TLtos griegos, que tenían una visión bélica del universo, entendieron el análisis gramatical como un ejército colocado en orden de batalla, que es justo lo que significa la palabra sintaxis. Para un hombre del siglo XXI, la sintaxis se hace más asequible si la acercamos a nuestro terreno; por ejemplo, al ámbito de la familia. Un sujeto se matrimonia con un predicado fértil y, para adaptarse al contexto, se cargan de adyacentes y de complementos hasta convertirse en una oración ya simple, ya subordinada.

En la oración simple podemos intuir un elemento femenino y otro masculino. Para identificar al elemento femenino baste con observar que cuando en un análisis procedemos a divorciar al sujeto del predicado, el sujeto se queda con una mano atrás y otra delante mientras que la predicación se queda con los complementos, los adyacentes y, si le dejan, con los puntos y con las comas.

Supuestamente, el cabeza de familia de la oración es el sujeto, entendido como "aquello de que se dice algo", siendo el predicado "lo que se dice del sujeto". Esa es la teoría.

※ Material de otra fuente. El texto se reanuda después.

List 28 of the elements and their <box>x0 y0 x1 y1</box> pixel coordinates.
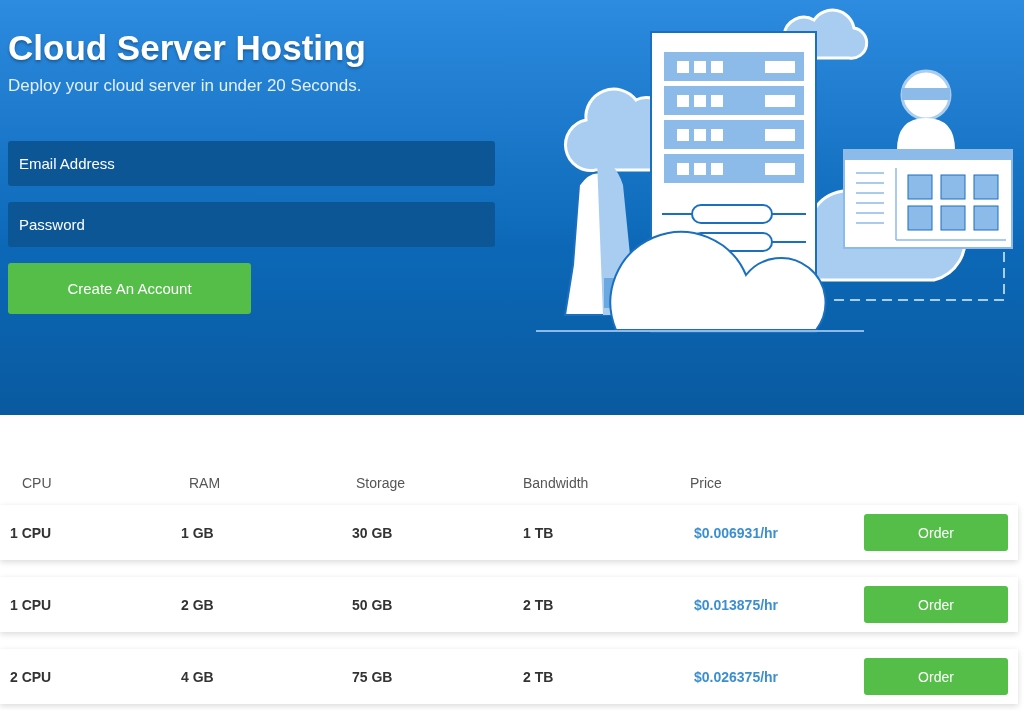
password-field[interactable]: Password <box>8 202 495 247</box>
order-button[interactable]: Order <box>864 586 1008 623</box>
column-header: CPU <box>21 475 53 491</box>
price-text: $0.006931/hr <box>693 524 780 541</box>
email-field[interactable]: Email Address <box>8 141 495 186</box>
price-text: $0.026375/hr <box>693 668 780 685</box>
table-cell-text: 30 GB <box>351 524 394 541</box>
hero-title: Cloud Server Hosting <box>8 27 367 69</box>
table-cell-text: 2 TB <box>522 596 555 613</box>
table-cell-text: 1 CPU <box>9 524 53 541</box>
table-cell-text: 1 GB <box>180 524 215 541</box>
table-cell-text: 50 GB <box>351 596 394 613</box>
table-cell-text: 1 TB <box>522 524 555 541</box>
column-header: RAM <box>188 475 222 491</box>
table-cell-text: 1 CPU <box>9 596 53 613</box>
hero-subtitle: Deploy your cloud server in under 20 Seconds. <box>8 76 363 96</box>
order-button[interactable]: Order <box>864 658 1008 695</box>
column-header: Bandwidth <box>522 475 590 491</box>
order-button[interactable]: Order <box>864 514 1008 551</box>
table-cell-text: 2 CPU <box>9 668 53 685</box>
create-account-button[interactable]: Create An Account <box>8 263 251 314</box>
table-cell-text: 2 TB <box>522 668 555 685</box>
table-cell-text: 75 GB <box>351 668 394 685</box>
column-header: Storage <box>355 475 407 491</box>
price-text: $0.013875/hr <box>693 596 780 613</box>
table-cell-text: 2 GB <box>180 596 215 613</box>
table-cell-text: 4 GB <box>180 668 215 685</box>
column-header: Price <box>689 475 723 491</box>
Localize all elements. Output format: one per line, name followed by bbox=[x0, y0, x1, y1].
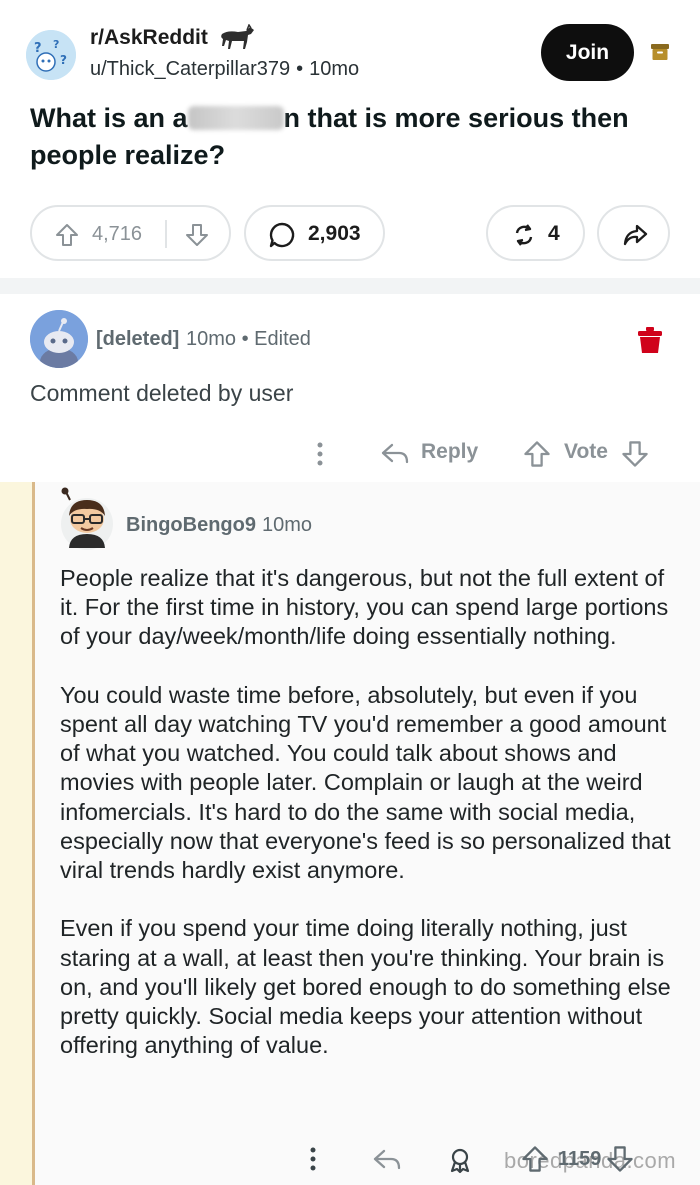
comment-paragraph: You could waste time before, absolutely,… bbox=[60, 681, 671, 884]
deleted-comment-meta: 10mo • Edited bbox=[186, 328, 311, 351]
comment-paragraph: People realize that it's dangerous, but … bbox=[60, 565, 669, 650]
more-options-icon[interactable] bbox=[305, 1145, 321, 1173]
subreddit-avatar[interactable]: ? ? ? bbox=[26, 30, 76, 80]
downvote-icon[interactable] bbox=[184, 222, 210, 248]
comments-button[interactable]: 2,903 bbox=[244, 205, 385, 261]
subreddit-name[interactable]: r/AskReddit bbox=[90, 26, 208, 50]
share-button[interactable] bbox=[597, 205, 670, 261]
reply-icon[interactable] bbox=[372, 1146, 402, 1174]
post-author[interactable]: u/Thick_Caterpillar379 bbox=[90, 58, 290, 80]
comment-author[interactable]: BingoBengo9 bbox=[126, 514, 256, 537]
award-count: 4 bbox=[548, 222, 560, 245]
join-button[interactable]: Join bbox=[541, 24, 634, 81]
deleted-comment-age: 10mo bbox=[186, 328, 237, 350]
more-options-icon[interactable] bbox=[312, 440, 328, 468]
award-button[interactable]: 4 bbox=[486, 205, 585, 261]
deleted-comment-body: Comment deleted by user bbox=[30, 380, 294, 406]
post-vote-bar: 4,716 bbox=[30, 205, 231, 261]
upvote-icon[interactable] bbox=[522, 439, 552, 469]
section-divider bbox=[0, 278, 700, 294]
comment-age: 10mo bbox=[262, 514, 313, 536]
upvote-icon[interactable] bbox=[54, 222, 80, 248]
downvote-icon[interactable] bbox=[620, 439, 650, 469]
post-title[interactable]: What is an an that is more serious then … bbox=[30, 100, 670, 174]
downvote-icon[interactable] bbox=[605, 1144, 635, 1174]
award-icon bbox=[515, 224, 533, 246]
post-title-start: What is an a bbox=[30, 103, 188, 133]
reply-button[interactable]: Reply bbox=[421, 440, 478, 464]
comment-paragraph: Even if you spend your time doing litera… bbox=[60, 915, 671, 1059]
censored-word bbox=[187, 106, 284, 130]
post-card: ? ? ? r/AskReddit u/Thick_Caterpillar379… bbox=[0, 0, 700, 278]
deleted-comment: [deleted] 10mo • Edited Comment deleted … bbox=[0, 294, 700, 482]
thread-line[interactable] bbox=[32, 482, 35, 1185]
post-age: 10mo bbox=[309, 58, 360, 80]
vote-divider bbox=[165, 220, 167, 248]
svg-text:?: ? bbox=[53, 38, 59, 51]
comment-score: 1159 bbox=[558, 1148, 602, 1170]
user-avatar[interactable] bbox=[56, 486, 118, 552]
trash-icon bbox=[638, 327, 662, 353]
thread-indent bbox=[0, 482, 32, 1185]
award-icon[interactable] bbox=[446, 1146, 474, 1174]
comment-icon bbox=[269, 222, 295, 248]
deleted-author: [deleted] bbox=[96, 328, 180, 350]
meta-separator: • bbox=[296, 58, 304, 80]
comment-count: 2,903 bbox=[308, 222, 361, 245]
svg-text:?: ? bbox=[60, 53, 67, 67]
horse-flair-icon bbox=[221, 24, 254, 49]
comment-body: People realize that it's dangerous, but … bbox=[60, 564, 680, 1090]
deleted-user-avatar bbox=[30, 310, 88, 368]
reply-icon[interactable] bbox=[380, 440, 410, 468]
edited-label: Edited bbox=[254, 328, 311, 350]
reply-comment: BingoBengo9 10mo People realize that it'… bbox=[0, 482, 700, 1185]
meta-separator: • bbox=[241, 328, 249, 350]
post-score: 4,716 bbox=[92, 223, 143, 245]
svg-text:?: ? bbox=[34, 41, 42, 56]
archive-icon bbox=[651, 44, 669, 60]
post-meta: u/Thick_Caterpillar379 • 10mo bbox=[90, 58, 359, 81]
vote-label: Vote bbox=[564, 440, 608, 463]
upvote-icon[interactable] bbox=[520, 1144, 550, 1174]
share-icon bbox=[623, 224, 648, 246]
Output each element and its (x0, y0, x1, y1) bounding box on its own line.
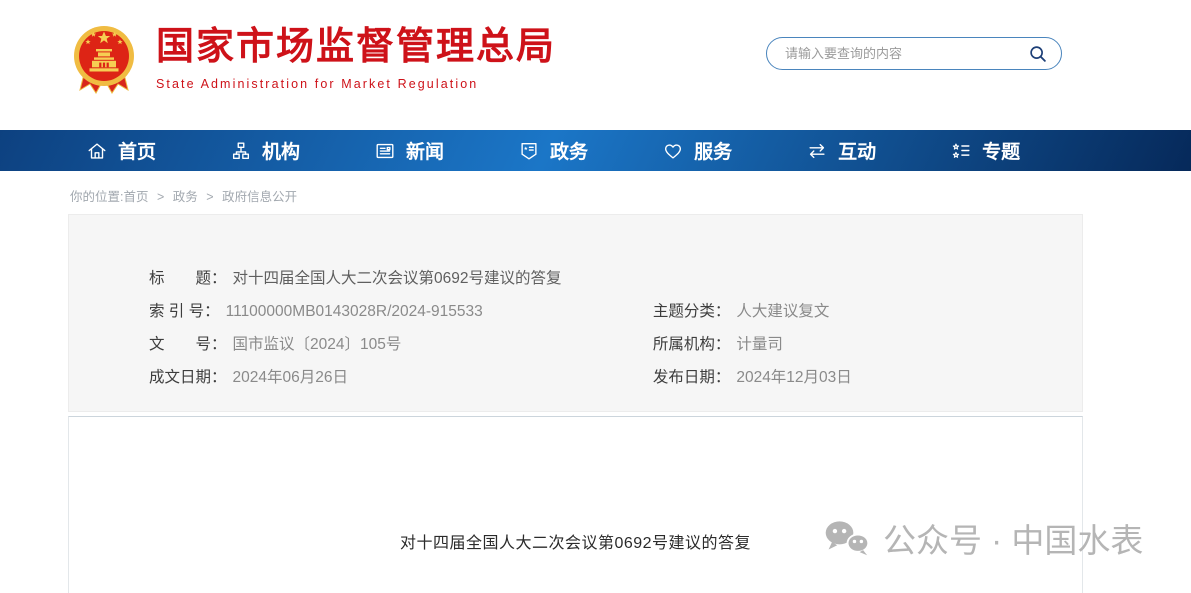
meta-label: 发布日期： (653, 368, 731, 387)
breadcrumb-info-disclosure[interactable]: 政府信息公开 (222, 190, 297, 204)
nav-item-topics[interactable]: 专题 (950, 137, 1020, 164)
meta-label: 文 号： (149, 335, 227, 354)
site-title-en: State Administration for Market Regulati… (156, 77, 556, 91)
meta-value: 计量司 (736, 335, 783, 354)
nav-item-label: 政务 (550, 137, 588, 164)
breadcrumb-prefix: 你的位置: (70, 190, 123, 204)
document-meta-card: 标 题： 对十四届全国人大二次会议第0692号建议的答复 索 引 号： 1110… (68, 214, 1083, 412)
nav-item-services[interactable]: 服务 (662, 137, 732, 164)
org-chart-icon (230, 140, 252, 162)
site-logo-link[interactable]: 国家市场监督管理总局 State Administration for Mark… (72, 22, 556, 103)
meta-value: 国市监议〔2024〕105号 (233, 335, 402, 354)
meta-label: 成文日期： (149, 368, 227, 387)
document-title: 对十四届全国人大二次会议第0692号建议的答复 (69, 529, 1082, 553)
meta-field-index-number: 索 引 号： 11100000MB0143028R/2024-915533 (149, 302, 653, 321)
meta-value: 对十四届全国人大二次会议第0692号建议的答复 (233, 269, 562, 288)
breadcrumb-gov[interactable]: 政务 (173, 190, 198, 204)
document-body-card: 对十四届全国人大二次会议第0692号建议的答复 (68, 416, 1083, 593)
meta-label: 索 引 号： (149, 302, 220, 321)
search-input[interactable] (783, 45, 1027, 62)
nav-item-label: 首页 (118, 137, 156, 164)
main-content: 标 题： 对十四届全国人大二次会议第0692号建议的答复 索 引 号： 1110… (68, 214, 1083, 593)
search-icon[interactable] (1027, 43, 1049, 65)
nav-item-label: 服务 (694, 137, 732, 164)
meta-label: 主题分类： (653, 302, 731, 321)
nav-item-label: 专题 (982, 137, 1020, 164)
nav-item-home[interactable]: 首页 (86, 137, 156, 164)
meta-field-publish-date: 发布日期： 2024年12月03日 (653, 368, 1082, 387)
breadcrumb-separator: > (206, 190, 213, 204)
breadcrumb-home[interactable]: 首页 (123, 190, 148, 204)
meta-field-issuing-dept: 所属机构： 计量司 (653, 335, 1082, 354)
breadcrumb-separator: > (157, 190, 164, 204)
site-search-box (766, 37, 1062, 70)
national-emblem-icon (72, 22, 136, 103)
meta-label: 标 题： (149, 269, 227, 288)
main-nav: 首页 机构 新闻 (0, 130, 1191, 171)
home-icon (86, 140, 108, 162)
topics-star-list-icon (950, 140, 972, 162)
meta-value: 2024年12月03日 (736, 368, 851, 387)
news-icon (374, 140, 396, 162)
service-heart-icon (662, 140, 684, 162)
nav-item-label: 机构 (262, 137, 300, 164)
meta-value: 2024年06月26日 (233, 368, 348, 387)
interact-arrows-icon (806, 140, 828, 162)
nav-item-interact[interactable]: 互动 (806, 137, 876, 164)
meta-field-title: 标 题： 对十四届全国人大二次会议第0692号建议的答复 (149, 269, 1082, 288)
page: 国家市场监督管理总局 State Administration for Mark… (0, 0, 1191, 593)
meta-value: 11100000MB0143028R/2024-915533 (226, 302, 483, 321)
nav-item-org[interactable]: 机构 (230, 137, 300, 164)
meta-field-topic-category: 主题分类： 人大建议复文 (653, 302, 1082, 321)
nav-item-gov[interactable]: 政务 (518, 137, 588, 164)
gov-shield-icon (518, 140, 540, 162)
meta-field-written-date: 成文日期： 2024年06月26日 (149, 368, 653, 387)
nav-item-label: 互动 (838, 137, 876, 164)
logo-text: 国家市场监督管理总局 State Administration for Mark… (156, 22, 556, 91)
nav-item-news[interactable]: 新闻 (374, 137, 444, 164)
site-title-cn: 国家市场监督管理总局 (156, 28, 556, 68)
meta-field-doc-number: 文 号： 国市监议〔2024〕105号 (149, 335, 653, 354)
meta-label: 所属机构： (653, 335, 731, 354)
site-header: 国家市场监督管理总局 State Administration for Mark… (0, 0, 1191, 130)
breadcrumb: 你的位置:首页 > 政务 > 政府信息公开 (70, 186, 1191, 205)
nav-item-label: 新闻 (406, 137, 444, 164)
meta-value: 人大建议复文 (736, 302, 829, 321)
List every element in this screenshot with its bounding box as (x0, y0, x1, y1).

La realidad es que el sujeto apenas es un don nadie, un simple nombre --o su representante legal, el pronombre-- y que goza de una fama pésima. Véase, por ejemplo, una película americana de persecuciones y obsérvese que el policía que va tras el delincuente siempre dice a los de la centralita: "atención, el sujeto se dirige hacia la 25 por Park Avenue". Nunca oirá tales cosas del predicado.

Otra prueba más de la insignificancia del sujeto es que se puede prescindir de él sin el menor remordimiento, y se le llama entonces sujeto elíptico. Cuando yo era pequeño, el padre era siempre un sujeto elíptico. Un sujeto que apenas aparecía por casa, siempre trabajando o en el fútbol o en el dominó. Las madres usaban su nombre como espada de fuego: como no te portes bien se lo diré a tu padre. Mano de santo. Por eso me asombraban esos muchachos medio montaraces que apedreaban farolas a plena luz del día. ¿Y si se entera tu padre? ¡Bah! Ese no se entera de nada, está siempre borracho. Era lo que se venía llamando un sujeto etílico.

Ante la simpleza del sujeto, la complejidad del predicado. Consta de verbo y complementos, y dicho así parece poca cosa; pero es que el verbo puede ser predicativo o copulativo y los complementos infinitos. A mi hijo, que es un sujeto en la edad propia de ir buscándose un verbo aparente con el que montar sus propias oraciones subordinadas, siempre le digo que se aleje de los verbos copulativos, que tras su facha atractiva y facilona y sus promesas de aclararte el ser, el estar y el parecer, se esconde un pozo vacío de significado que en cuanto te descuidas te complican la vida. Yo preferiría verle rodeado de verbos predicativos, menos pretenciosos quizás, pero que son la alegría de vivir, los que te enseñan a comer, reír, viajar, follar, y morir.

Por último están los complementos, es decir, la parentela. Y como en la propia vida, hay complementos del alma, imprescindibles y otros que están para dar color, para situarnos en el mundo o simplemente porque tiene que haber de todo. A los primeros se les llama complementos argumentales; a los segundos, circunstanciales.

Por supuesto, los argumentales son los hijos, los padres, los hermanos (cuando son bien avenidos) y ese amigo del alma que, si por un azar se suprime, tu vida se resiente y el sentido de tu oración queda seriamente mermado. Los estudiosos de la sintaxis llaman a estas cosas el complemento directo, el indirecto y el de régimen proposicional.

Los complementos circunstanciales, por su parte, son los cientos de conocidos con los que te cruzas a diario, pero también tu pueblo, tu trabajo, tu equipo de fútbol, tu partido político y tu creencia religiosa. Prescindibles, cromos que pasan de moda de una temporada para otra.

Este es el esqueleto de la oración simple. Y un día, después de muchos días, fugaces como una canción hermosa, te sientas en la terraza de un bar, te pones a pensar en estas cosas y te das cuenta de que tus complementos directos se te han hecho mayores: tus amigos, deshojándose como una margarita; tus padres, ancianos; tus hijos, adultos, deseando transmutarse de oración subordinada en oración independiente y libre. Y coges la mano de tu predicado, cierras los ojos, y das gracias por estos instantes en que te sientes un pequeño sujeto, diminuto y simple, sí, pero perteneciente a una oración complejísima, hermosísima, inconmensurable, y sin sentido.